2005 NY Slip Op 10215 [24 AD3d 375]
December 29, 2005
Appellate Division, First Department
Published by New York State Law Reporting Bureau pursuant to Judiciary Law § 431.
As corrected through Wednesday, February 15, 2006


In the Matter of New York City Asbestos Litigation. Christine Wiegman, Individually and as Administratrix of the Estate of Daniel Tucker, Deceased, Respondent,
v
A C & S, Inc., et al., Defendants, and Lincoln Electric Company et al., Appellants. Angel Gomez, Respondent, v A C & S, Inc., et al., Defendants, and Lincoln Electric Company, Appellant.

[*1]

Judgment (Gomez) and revised judgment (Wiegman), Supreme Court, New York County (Louis B. York, J.), respectively entered June 15 and August 26, 2004, which awarded plaintiffs damages after a jury trial, unanimously affirmed, without costs.

Defendants-appellants' claim that a Frye hearing should have been held is without merit. The link between asbestos and disease is well documented, and the parties merely differed as to whether the asbestos contained in this particular product could be released in respirable form so as to cause disease. Since the parties argued over causation, no novel scientific technique or application of science was at issue, and a Frye hearing was not warranted (Gayle v Port Auth. of [*2]N.Y. & N.J., 6 AD3d 183 [2004]).

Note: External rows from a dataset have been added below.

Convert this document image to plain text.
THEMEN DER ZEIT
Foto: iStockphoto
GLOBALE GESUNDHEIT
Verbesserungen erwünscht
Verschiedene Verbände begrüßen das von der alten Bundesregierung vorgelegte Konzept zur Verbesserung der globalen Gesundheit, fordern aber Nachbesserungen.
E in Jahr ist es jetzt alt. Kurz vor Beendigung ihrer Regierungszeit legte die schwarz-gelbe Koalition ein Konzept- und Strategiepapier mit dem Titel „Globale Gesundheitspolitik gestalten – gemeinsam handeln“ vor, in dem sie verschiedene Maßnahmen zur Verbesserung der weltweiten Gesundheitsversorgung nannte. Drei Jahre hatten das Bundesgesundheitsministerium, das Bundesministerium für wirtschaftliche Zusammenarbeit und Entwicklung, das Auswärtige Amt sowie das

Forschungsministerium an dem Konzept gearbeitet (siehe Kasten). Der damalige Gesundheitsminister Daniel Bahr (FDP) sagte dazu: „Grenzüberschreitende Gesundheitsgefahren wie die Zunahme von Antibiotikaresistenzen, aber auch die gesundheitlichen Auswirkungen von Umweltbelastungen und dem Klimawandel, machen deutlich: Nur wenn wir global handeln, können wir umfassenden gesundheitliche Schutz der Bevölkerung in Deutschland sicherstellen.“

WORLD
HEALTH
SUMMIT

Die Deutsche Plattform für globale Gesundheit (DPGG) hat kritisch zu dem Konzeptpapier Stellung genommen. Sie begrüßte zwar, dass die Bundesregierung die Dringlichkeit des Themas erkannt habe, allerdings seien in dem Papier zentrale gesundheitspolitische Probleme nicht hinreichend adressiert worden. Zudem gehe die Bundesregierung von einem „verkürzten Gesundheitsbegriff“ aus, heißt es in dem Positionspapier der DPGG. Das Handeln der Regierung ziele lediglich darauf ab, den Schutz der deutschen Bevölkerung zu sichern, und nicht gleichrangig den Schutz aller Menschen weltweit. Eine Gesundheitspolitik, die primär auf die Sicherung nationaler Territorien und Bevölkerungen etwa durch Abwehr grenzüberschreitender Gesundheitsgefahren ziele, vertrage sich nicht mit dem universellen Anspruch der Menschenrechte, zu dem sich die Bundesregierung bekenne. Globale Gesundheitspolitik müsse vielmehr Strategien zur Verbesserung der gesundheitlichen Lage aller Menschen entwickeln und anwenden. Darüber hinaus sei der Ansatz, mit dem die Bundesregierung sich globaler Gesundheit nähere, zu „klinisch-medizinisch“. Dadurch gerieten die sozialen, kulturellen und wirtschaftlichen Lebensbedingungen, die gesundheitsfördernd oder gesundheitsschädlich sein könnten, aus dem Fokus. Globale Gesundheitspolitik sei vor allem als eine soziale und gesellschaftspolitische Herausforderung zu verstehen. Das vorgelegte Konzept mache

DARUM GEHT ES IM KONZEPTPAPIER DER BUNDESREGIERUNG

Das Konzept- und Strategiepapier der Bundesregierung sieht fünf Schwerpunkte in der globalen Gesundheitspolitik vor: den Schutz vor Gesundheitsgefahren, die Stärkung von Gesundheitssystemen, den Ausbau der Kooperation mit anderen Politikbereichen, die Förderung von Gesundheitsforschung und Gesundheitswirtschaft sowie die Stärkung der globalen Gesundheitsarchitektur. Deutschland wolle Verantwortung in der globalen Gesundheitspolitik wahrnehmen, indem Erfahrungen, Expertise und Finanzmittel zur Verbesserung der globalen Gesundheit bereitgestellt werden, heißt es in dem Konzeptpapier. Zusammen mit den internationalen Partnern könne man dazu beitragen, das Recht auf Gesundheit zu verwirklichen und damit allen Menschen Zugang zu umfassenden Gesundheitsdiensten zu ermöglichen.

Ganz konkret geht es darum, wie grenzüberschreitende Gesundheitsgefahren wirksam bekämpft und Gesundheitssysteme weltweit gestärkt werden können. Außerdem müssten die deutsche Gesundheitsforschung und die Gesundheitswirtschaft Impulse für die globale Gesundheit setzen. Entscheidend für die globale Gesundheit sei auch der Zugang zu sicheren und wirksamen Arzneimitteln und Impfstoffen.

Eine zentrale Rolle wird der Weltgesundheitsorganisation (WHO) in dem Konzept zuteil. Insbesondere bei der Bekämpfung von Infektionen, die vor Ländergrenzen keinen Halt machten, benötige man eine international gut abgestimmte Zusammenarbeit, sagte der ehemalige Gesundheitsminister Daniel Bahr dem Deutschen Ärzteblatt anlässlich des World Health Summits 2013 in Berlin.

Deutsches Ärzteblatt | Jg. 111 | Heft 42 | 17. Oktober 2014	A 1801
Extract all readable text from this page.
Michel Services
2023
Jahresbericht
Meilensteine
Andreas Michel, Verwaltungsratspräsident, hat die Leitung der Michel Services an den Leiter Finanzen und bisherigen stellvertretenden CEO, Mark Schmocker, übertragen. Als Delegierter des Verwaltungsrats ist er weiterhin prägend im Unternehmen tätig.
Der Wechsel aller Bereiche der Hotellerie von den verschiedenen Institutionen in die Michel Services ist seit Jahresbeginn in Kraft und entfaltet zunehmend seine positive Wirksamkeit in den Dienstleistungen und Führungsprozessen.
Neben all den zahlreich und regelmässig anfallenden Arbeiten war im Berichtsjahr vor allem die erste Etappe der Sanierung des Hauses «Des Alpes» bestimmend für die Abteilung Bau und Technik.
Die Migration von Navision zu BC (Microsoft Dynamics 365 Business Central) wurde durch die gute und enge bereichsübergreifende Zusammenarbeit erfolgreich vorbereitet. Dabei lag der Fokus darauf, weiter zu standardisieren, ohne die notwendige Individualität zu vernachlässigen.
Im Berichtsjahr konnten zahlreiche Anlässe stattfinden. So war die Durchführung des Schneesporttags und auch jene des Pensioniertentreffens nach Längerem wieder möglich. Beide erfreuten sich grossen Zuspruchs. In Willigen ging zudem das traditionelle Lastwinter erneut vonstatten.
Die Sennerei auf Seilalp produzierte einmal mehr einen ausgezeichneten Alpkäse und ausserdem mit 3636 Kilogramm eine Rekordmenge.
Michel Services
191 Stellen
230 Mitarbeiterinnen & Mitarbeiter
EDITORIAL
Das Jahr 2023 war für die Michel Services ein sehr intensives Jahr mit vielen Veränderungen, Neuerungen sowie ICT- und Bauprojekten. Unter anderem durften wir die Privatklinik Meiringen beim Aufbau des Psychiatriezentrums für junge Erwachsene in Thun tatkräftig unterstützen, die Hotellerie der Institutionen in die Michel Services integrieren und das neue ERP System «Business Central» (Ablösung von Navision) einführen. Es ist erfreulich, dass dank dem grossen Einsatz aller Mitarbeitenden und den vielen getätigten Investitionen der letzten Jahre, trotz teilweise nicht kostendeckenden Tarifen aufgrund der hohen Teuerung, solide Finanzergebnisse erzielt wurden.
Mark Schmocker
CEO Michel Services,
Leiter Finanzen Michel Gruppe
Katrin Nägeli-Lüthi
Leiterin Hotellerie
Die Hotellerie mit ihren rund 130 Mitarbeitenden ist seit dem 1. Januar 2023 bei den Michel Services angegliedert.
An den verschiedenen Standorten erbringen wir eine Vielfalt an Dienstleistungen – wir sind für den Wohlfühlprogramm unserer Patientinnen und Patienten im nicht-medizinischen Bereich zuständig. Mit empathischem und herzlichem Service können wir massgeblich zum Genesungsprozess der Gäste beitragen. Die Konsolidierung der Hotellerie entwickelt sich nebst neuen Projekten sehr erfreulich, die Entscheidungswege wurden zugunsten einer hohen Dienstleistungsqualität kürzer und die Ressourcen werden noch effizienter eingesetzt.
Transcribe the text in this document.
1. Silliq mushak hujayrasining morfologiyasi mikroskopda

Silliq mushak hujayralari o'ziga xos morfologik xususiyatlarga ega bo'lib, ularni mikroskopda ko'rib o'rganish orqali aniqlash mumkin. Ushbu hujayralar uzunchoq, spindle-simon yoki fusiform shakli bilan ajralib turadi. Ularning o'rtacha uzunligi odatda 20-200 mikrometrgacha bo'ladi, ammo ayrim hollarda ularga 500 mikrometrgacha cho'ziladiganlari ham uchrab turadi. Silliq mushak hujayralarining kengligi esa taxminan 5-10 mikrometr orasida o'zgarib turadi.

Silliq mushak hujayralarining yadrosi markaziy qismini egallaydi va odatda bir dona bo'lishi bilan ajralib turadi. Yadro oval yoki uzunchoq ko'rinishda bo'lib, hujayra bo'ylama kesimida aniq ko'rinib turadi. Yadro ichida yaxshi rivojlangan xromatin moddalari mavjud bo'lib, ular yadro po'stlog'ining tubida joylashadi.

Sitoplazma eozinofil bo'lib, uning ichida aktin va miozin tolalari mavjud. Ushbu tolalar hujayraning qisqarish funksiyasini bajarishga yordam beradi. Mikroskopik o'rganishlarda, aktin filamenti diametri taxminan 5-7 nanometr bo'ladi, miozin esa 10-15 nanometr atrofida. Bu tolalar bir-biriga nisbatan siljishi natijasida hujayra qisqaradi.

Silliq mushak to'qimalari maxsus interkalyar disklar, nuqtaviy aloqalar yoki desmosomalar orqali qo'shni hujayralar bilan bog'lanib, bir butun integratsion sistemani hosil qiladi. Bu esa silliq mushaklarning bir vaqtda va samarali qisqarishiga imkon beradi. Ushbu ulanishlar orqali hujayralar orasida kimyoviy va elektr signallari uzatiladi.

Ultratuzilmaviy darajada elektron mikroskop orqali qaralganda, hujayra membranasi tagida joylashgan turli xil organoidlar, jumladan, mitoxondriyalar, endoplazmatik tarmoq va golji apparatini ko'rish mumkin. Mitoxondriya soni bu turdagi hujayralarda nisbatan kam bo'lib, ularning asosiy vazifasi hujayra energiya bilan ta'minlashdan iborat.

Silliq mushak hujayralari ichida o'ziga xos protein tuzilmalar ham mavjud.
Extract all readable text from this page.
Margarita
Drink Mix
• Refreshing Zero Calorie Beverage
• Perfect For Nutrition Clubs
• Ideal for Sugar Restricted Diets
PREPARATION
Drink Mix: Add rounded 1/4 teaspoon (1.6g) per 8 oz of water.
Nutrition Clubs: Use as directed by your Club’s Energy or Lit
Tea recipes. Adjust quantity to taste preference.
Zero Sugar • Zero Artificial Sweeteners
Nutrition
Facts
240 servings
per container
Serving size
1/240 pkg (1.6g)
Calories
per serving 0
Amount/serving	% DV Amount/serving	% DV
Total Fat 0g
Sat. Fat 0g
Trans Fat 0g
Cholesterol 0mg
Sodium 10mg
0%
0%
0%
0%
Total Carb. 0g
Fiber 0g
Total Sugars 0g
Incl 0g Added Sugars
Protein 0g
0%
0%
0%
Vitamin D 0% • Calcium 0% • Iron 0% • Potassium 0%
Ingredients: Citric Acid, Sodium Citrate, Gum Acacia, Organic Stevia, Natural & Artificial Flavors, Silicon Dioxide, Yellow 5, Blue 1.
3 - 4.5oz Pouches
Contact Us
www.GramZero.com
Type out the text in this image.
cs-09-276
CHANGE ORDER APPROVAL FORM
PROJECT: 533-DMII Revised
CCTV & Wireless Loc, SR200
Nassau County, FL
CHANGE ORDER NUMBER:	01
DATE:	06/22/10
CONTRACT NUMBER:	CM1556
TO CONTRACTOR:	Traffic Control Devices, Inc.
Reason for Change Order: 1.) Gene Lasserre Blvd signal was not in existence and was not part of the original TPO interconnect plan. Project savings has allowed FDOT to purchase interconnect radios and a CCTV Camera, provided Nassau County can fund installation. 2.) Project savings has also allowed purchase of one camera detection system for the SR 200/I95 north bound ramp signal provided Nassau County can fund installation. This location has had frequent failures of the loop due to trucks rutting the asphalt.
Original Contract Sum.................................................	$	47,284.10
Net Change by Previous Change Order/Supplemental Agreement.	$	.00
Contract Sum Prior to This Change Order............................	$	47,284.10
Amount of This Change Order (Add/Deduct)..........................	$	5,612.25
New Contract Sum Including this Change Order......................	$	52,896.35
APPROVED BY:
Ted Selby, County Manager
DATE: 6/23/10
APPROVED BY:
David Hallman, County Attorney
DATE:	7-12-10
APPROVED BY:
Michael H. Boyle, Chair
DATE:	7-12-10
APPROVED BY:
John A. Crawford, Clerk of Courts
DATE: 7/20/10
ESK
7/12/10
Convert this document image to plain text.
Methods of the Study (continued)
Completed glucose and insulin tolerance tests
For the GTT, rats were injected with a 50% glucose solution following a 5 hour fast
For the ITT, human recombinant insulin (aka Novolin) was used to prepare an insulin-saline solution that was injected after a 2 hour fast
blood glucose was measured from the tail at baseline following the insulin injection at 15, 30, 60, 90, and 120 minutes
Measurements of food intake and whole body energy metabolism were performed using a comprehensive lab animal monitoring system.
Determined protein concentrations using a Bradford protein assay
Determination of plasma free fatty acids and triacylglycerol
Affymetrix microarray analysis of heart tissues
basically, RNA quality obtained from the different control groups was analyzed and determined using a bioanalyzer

Dr. Victor Roggli was called by defendant Crane to testify in the Perkins case without objection by defendants Hobart and Lincoln. He gave testimony about exposure to asbestos gaskets and materials manufactured by Crane, during a different time period. He gave no testimony regarding the plaintiffs in Gomez and Tucker and did not testify concerning welding rods.

In a joint trial, cross-examination of a witness in a separate case may be precluded. This case does not warrant a deviation from that principle. Here, the court gave limiting instructions, reminding the jury that Dr. Roggli's testimony related only to the Perkins case. Dr. Roggli was not, per se, an adverse witness to defendants, and his testimony was not in direct contravention of defendants' expert. It was not error to preclude cross-examination of him by defendants.

Defendants' remaining contentions are without merit. Concur—Tom, J.P., Marlow, Ellerin, Sweeny and Catterson, JJ.